À travers ce symbole se dévoile la troisième fonction du vestiaire constitutive des totalitarismes : la volonté d’épurer la société de ses opposants, dissidents, déviants... Le vestiaire devient un marqueur de l'oppression et de la servitude. Il distingue ostensiblement les élus et les réprouvés. Il donne à voir et à lire ces différenciations sociales. Un système de marquage, extrêmement poussé dans l'Allemagne nazie, se met en place non seulement dans la société civile mais aussi dans l'univers concentrationnaire.

Cette logique de stigmatisation et d’asservissement se retrouve dans d'autres régimes totalitaires. Ainsi, au Cambodge sous le régime des khmers rouges et de Pol Pot, les populations des villes qui sont exilées dans des camps de rééducation par le travail vont devoir teinter leurs vêtements pour leur donner une coloration plus uniforme, qui tend vers le gris ou le noir, afin de gommer toute forme d'individualisation.

 

Quels sont les invariants à travers régimes et époques, selon vous ?

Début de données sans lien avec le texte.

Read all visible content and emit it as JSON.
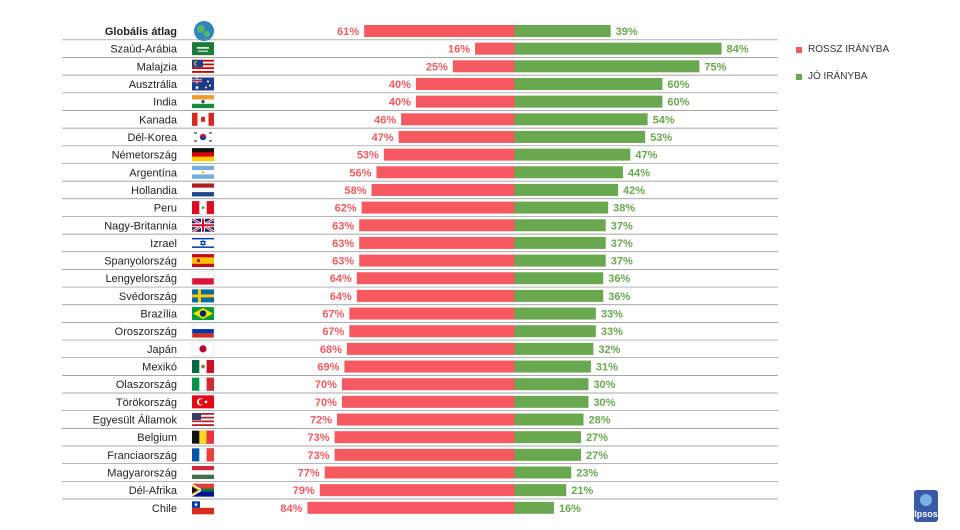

L'élément le plus invariant est cette volonté d'uniformisation et d’homogénéisation textile et chromatique. L’uniformisation traduit une conception enrégimentée, militarisée et exclusive de la vie et de la communauté nationale. Elle entend favoriser la discipline et le consentement à l’autorité.

Mais derrière ces sociétés enchemisées et uniformées que furent les sociétés de l’entre-deux guerres, se livre aussi et surtout une ambition d’homogénéisation sociale et politique. L'objectif est de favoriser l'avènement d'un homme nouveau et de dissoudre l’individu dans la masse. En récusant toute forme de libre choix, y compris dans les manières de se vêtir, le pouvoir politique légifère toutes les facettes de la vie publique et privée des individus. Le vêtement participe étroitement de ce dressage social et de ce « gouvernement des corps » maximisés dans les États totalitaires. Il œuvre à la fabrique du consentement.

Quelles singularités avez-vous relevées au travers des régimes étudiés ?

Si le port de la chemise est omniprésent dans toutes les organisations politiques, à droite comme à gauche, il existe néanmoins des variations chromatiques. Chez les fascistes, la palette chromatique est connue : elle convoque le noir (la camicera nera italienne), le brun (du NSDAP), le bleu (du PPF) et le vert (des partis agrariens). Dans les organisations socialistes et communistes, c’est bien sûr le rouge de la révolution qui prévaut.
Plus largement, les singularités sont liées à tous les contextes socio-politico-culturels. La veste Mao, par exemple, s’enracine dans un substrat historique, puis va circuler dans un certain nombre d'États totalitaires, notamment en Corée du Nord. On peut aussi évoquer les pyjamas noirs des Khmers rouges.

Mais il est intéressant de noter le décalage existant entre les ambitions démiurgiques déployées et l’existence d’une forme de bricolage à l'œuvre. Les chemises brunes du NSDAP sont ainsi issues d’un stock de chemises tropicales que les nazis ont achetées en Autriche, pour des raisons économiques. Quant aux milices bretonnes qui vont rejoindre les Allemands pendant la Seconde Guerre mondiale, elles vont bricoler des uniformes qui empruntent à la fois au code vestiaire fasciste (le noir), tout en l’agrémentant des symboles de la Bretagne comme le triskell ou l’association du noir et du blanc, en lien avec la couleur du drapeau breton, le Gwenn ha du...

François Hourmant est maître de conférences en sciences politiques à l'Université d'Angers. Il a co-dirigé avec Bernard Bruneteau l'ouvrage Le vestiaire des totalitarismes, paru aux éditions du CNRS en 2022.